Second Cause of Action: Fraud
“The elements of fraud are (a) a misrepresentation (false representation, concealment, or
nondisclosure); (b) scienter or knowledge of its falsity; (c) intent to induce reliance; (d)
justifiable reliance; and (e) resulting damage.” (Hinesley v. Oakshade Town Ctr. (2005) 135
Cal.App.4th 289, 294.) The facts constituting the alleged fraud must be alleged factually and
specifically as to every element of fraud, as the policy of “liberal construction” of the pleadings
will not ordinarily be invoked. (Lazar v. Superior Court (1996) 12 Cal.4th 631, 645.) To
properly allege fraud against a corporation, the plaintiffs must plead the names of the persons
allegedly making the false representations, their authority to speak, to whom they spoke, what
they said or wrote, and when it was said or written. (Tarmann v. State Farm Mut. Auto. Ins. Co.
(1991) 2 Cal.App.4th 153, 157.)
Plaintiff alleges that an agreement was reached that refinancing would occur as to the subject
property, but Defendants foreclosed on the property, and Defendants’ conduct had been intended
to induce Plaintiff to enter into agreements with no intention to perform. (Third Am. Compl. ¶¶
28-34.) Plaintiff fails to provide any specific facts about the representations made to him, i.e.,
there is no information as to who said what, when that person spoke, the authority to speak, and
the nature by which representations were made. The nature of Defendants’ intention that Plaintiff
rely is also unclear. This claim also suffers from the same issues regarding the statute of frauds
as stated above. Thus, Defendants’ demurrer to the first cause of action is also SUSTAINED
without leave to amend.

Third Cause of Action: Wrongful Foreclosure
“The elements of a wrongful foreclosure cause of action are: (1) The trustee or mortgagee caused
an illegal, fraudulent, or willfully oppressive sale of real property pursuant to a power of sale in a
mortgage or deed of trust; (2) the party attacking the sale (usually but not always the trustor or
mortgagor) was prejudiced or harmed; and (3) in cases where the trustor or mortgagor challenges
the sale, the trustor or mortgagor tendered the amount of the secured indebtedness or was
excused from tendering.” (Citrus El Dorado, LLC v.

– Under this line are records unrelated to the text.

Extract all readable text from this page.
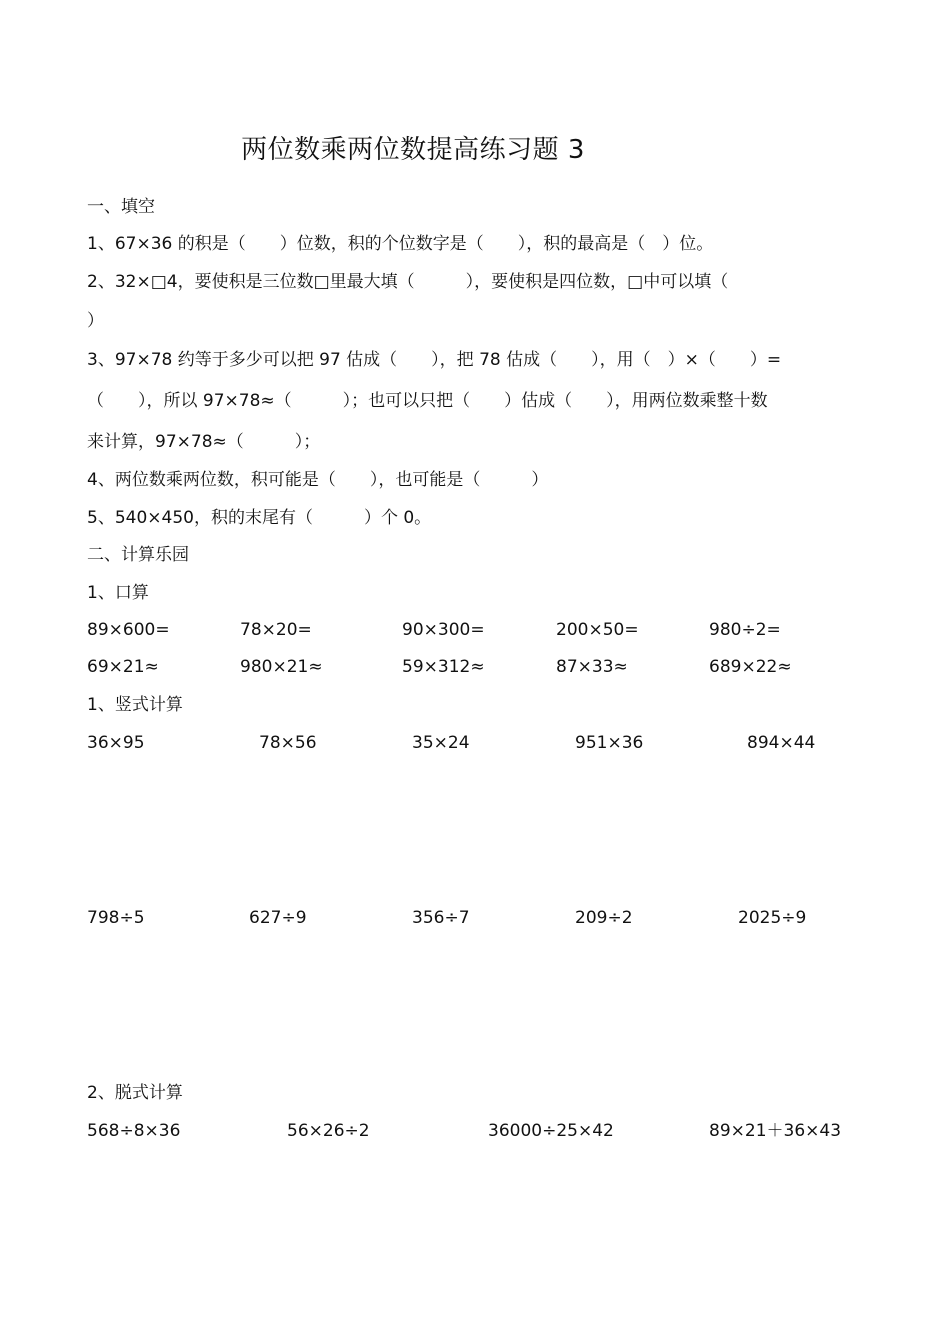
两位数乘两位数提高练习题 3
一、填空
1、67×36 的积是（　　）位数，积的个位数字是（　　），积的最高是（　）位。
2、32×□4，要使积是三位数□里最大填（　　　），要使积是四位数，□中可以填（
）
3、97×78 约等于多少可以把 97 估成（　　），把 78 估成（　　），用（　）×（　　）=
（　　），所以 97×78≈（　　　）；也可以只把（　　）估成（　　），用两位数乘整十数
来计算，97×78≈（　　　）；
4、两位数乘两位数，积可能是（　　），也可能是（　　　）
5、540×450，积的末尾有（　　　）个 0。
二、计算乐园
1、口算
89×600=	78×20=	90×300=	200×50=	980÷2=
69×21≈	980×21≈	59×312≈	87×33≈	689×22≈
1、竖式计算
36×95	78×56	35×24	951×36	894×44
798÷5	627÷9	356÷7	209÷2	2025÷9
2、脱式计算
568÷8×36	56×26÷2	36000÷25×42	89×21＋36×43
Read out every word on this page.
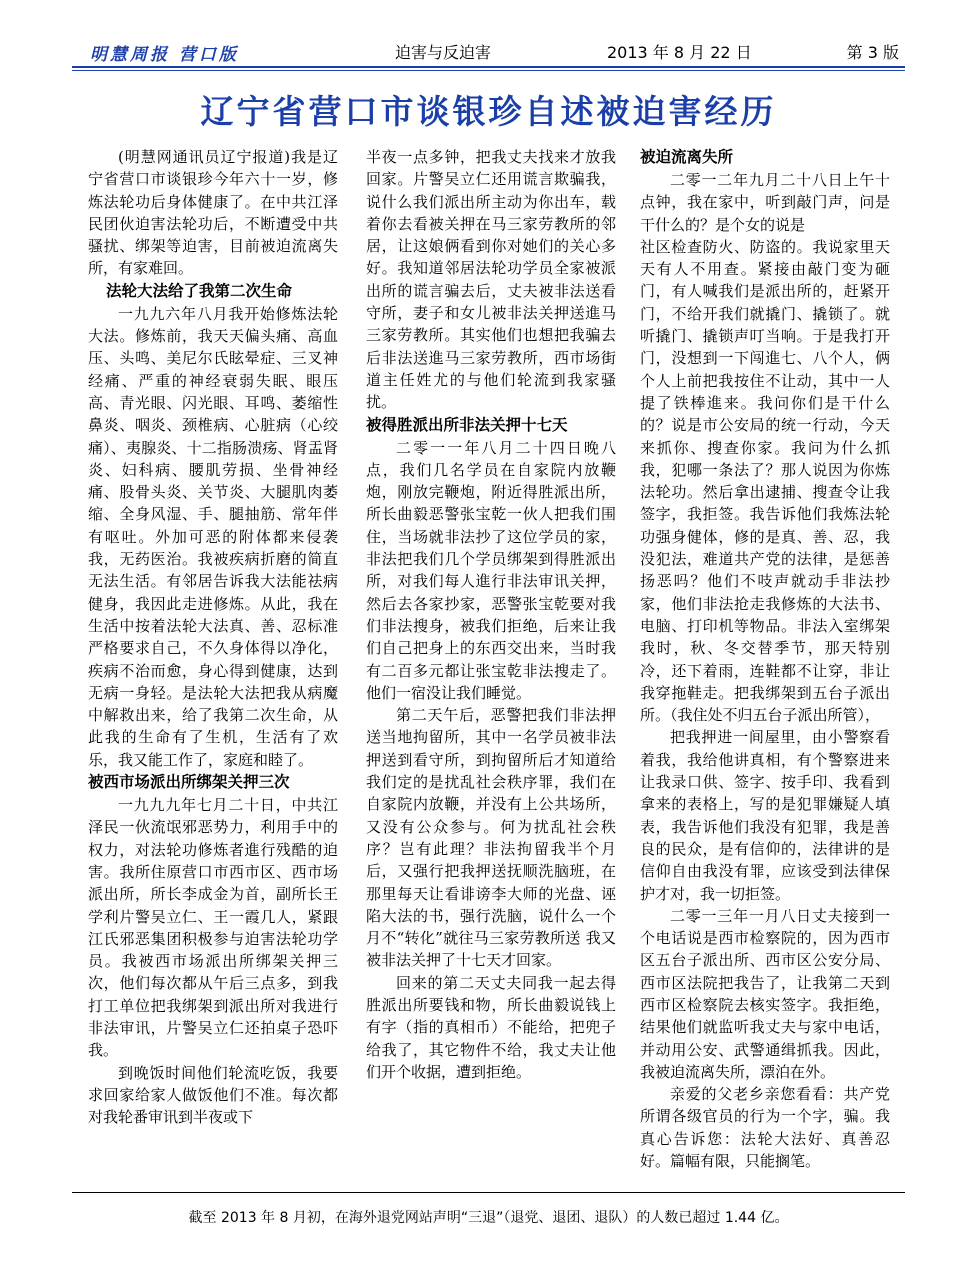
明慧周报 营口版	迫害与反迫害	2013 年 8 月 22 日	第 3 版
辽宁省营口市谈银珍自述被迫害经历

(明慧网通讯员辽宁报道)我是辽宁省营口市谈银珍今年六十一岁，修炼法轮功后身体健康了。在中共江泽民团伙迫害法轮功后，不断遭受中共骚扰、绑架等迫害，目前被迫流离失所，有家难回。

法轮大法给了我第二次生命

一九九六年八月我开始修炼法轮大法。修炼前，我天天偏头痛、高血压、头鸣、美尼尔氏眩晕症、三叉神经痛、严重的神经衰弱失眠、眼压高、青光眼、闪光眼、耳鸣、萎缩性鼻炎、咽炎、颈椎病、心脏病（心绞痛）、夷腺炎、十二指肠溃疡、肾盂肾炎、妇科病、腰肌劳损、坐骨神经痛、股骨头炎、关节炎、大腿肌肉萎缩、全身风湿、手、腿抽筋、常年伴有呕吐。外加可恶的附体都来侵袭我，无药医治。我被疾病折磨的简直无法生活。有邻居告诉我大法能祛病健身，我因此走进修炼。从此，我在生活中按着法轮大法真、善、忍标准严格要求自己，不久身体得以净化，疾病不治而愈，身心得到健康，达到无病一身轻。是法轮大法把我从病魔中解救出来，给了我第二次生命，从此我的生命有了生机，生活有了欢乐，我又能工作了，家庭和睦了。

被西市场派出所绑架关押三次

一九九九年七月二十日，中共江泽民一伙流氓邪恶势力，利用手中的权力，对法轮功修炼者進行残酷的迫害。我所住原营口市西市区、西市场派出所，所长李成金为首，副所长王学利片警吴立仁、王一霞几人，紧跟江氏邪恶集团积极参与迫害法轮功学员。我被西市场派出所绑架关押三次，他们每次都从午后三点多，到我打工单位把我绑架到派出所对我进行非法审讯，片警吴立仁还拍桌子恐吓我。

到晚饭时间他们轮流吃饭，我要求回家给家人做饭他们不准。每次都对我轮番审讯到半夜或下

半夜一点多钟，把我丈夫找来才放我回家。片警吴立仁还用谎言欺骗我，说什么我们派出所主动为你出车，载着你去看被关押在马三家劳教所的邻居，让这娘俩看到你对她们的关心多好。我知道邻居法轮功学员全家被派出所的谎言骗去后，丈夫被非法送看守所，妻子和女儿被非法关押送進马三家劳教所。其实他们也想把我骗去后非法送進马三家劳教所，西市场街道主任姓尤的与他们轮流到我家骚扰。

被得胜派出所非法关押十七天

二零一一年八月二十四日晚八点，我们几名学员在自家院内放鞭炮，刚放完鞭炮，附近得胜派出所，所长曲毅恶警张宝乾一伙人把我们围住，当场就非法抄了这位学员的家，非法把我们几个学员绑架到得胜派出所，对我们每人進行非法审讯关押，然后去各家抄家，恶警张宝乾要对我们非法搜身，被我们拒绝，后来让我们自己把身上的东西交出来，当时我有二百多元都让张宝乾非法搜走了。他们一宿没让我们睡觉。

第二天午后，恶警把我们非法押送当地拘留所，其中一名学员被非法押送到看守所，到拘留所后才知道给我们定的是扰乱社会秩序罪，我们在自家院内放鞭，并没有上公共场所，又没有公众参与。何为扰乱社会秩序？岂有此理？非法拘留我半个月后，又强行把我押送抚顺洗脑班，在那里每天让看诽谤李大师的光盘、诬陷大法的书，强行洗脑，说什么一个月不“转化”就往马三家劳教所送 我又被非法关押了十七天才回家。

回来的第二天丈夫同我一起去得胜派出所要钱和物，所长曲毅说钱上有字（指的真相币）不能给，把兜子给我了，其它物件不给，我丈夫让他们开个收据，遭到拒绝。

被迫流离失所

二零一二年九月二十八日上午十点钟，我在家中，听到敲门声，问是干什么的？是个女的说是

社区检查防火、防盗的。我说家里天天有人不用查。紧接由敲门变为砸门，有人喊我们是派出所的，赶紧开门，不给开我们就撬门、撬锁了。就听撬门、撬锁声叮当响。于是我打开门，没想到一下闯進七、八个人，俩个人上前把我按住不让动，其中一人提了铁棒進来。我问你们是干什么的？说是市公安局的统一行动，今天来抓你、搜查你家。我问为什么抓我，犯哪一条法了？那人说因为你炼法轮功。然后拿出逮捕、搜查令让我签字，我拒签。我告诉他们我炼法轮功强身健体，修的是真、善、忍，我没犯法，难道共产党的法律，是惩善扬恶吗？他们不吱声就动手非法抄家，他们非法抢走我修炼的大法书、电脑、打印机等物品。非法入室绑架我时，秋、冬交替季节，那天特别冷，还下着雨，连鞋都不让穿，非让我穿拖鞋走。把我绑架到五台子派出所。（我住处不归五台子派出所管），

把我押进一间屋里，由小警察看着我，我给他讲真相，有个警察进来让我录口供、签字、按手印、我看到拿来的表格上，写的是犯罪嫌疑人填表，我告诉他们我没有犯罪，我是善良的民众，是有信仰的，法律讲的是信仰自由我没有罪，应该受到法律保护才对，我一切拒签。

二零一三年一月八日丈夫接到一个电话说是西市检察院的，因为西市区五台子派出所、西市区公安分局、西市区法院把我告了，让我第二天到西市区检察院去核实签字。我拒绝，结果他们就监听我丈夫与家中电话，并动用公安、武警通缉抓我。因此，我被迫流离失所，漂泊在外。

亲爱的父老乡亲您看看：共产党所谓各级官员的行为一个字，骗。我真心告诉您：法轮大法好、真善忍好。篇幅有限，只能搁笔。

截至 2013 年 8 月初，在海外退党网站声明“三退”（退党、退团、退队）的人数已超过 1.44 亿。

Chicago Title Co. (2019) 32 Cal.App.5th
943, 948, quotation marks and brackets omitted.)
Plaintiff asserts wrongful foreclosure based on the conduct alleged in the prior two causes of
action, specifically the representations that the foreclosure sale would be postponed, but it was
not. (Third Am. Compl. ¶ 38.) As with Plaintiff’s other claims, the purported agreement to
postpone is subject to the statute of frauds, and Plaintiff has not sufficiently set forth the
representations made to him or contract between Plaintiff and Defendants. Accordingly,
Defendants’ demurrer to the third cause of action is also SUSTAINED without leave to amend.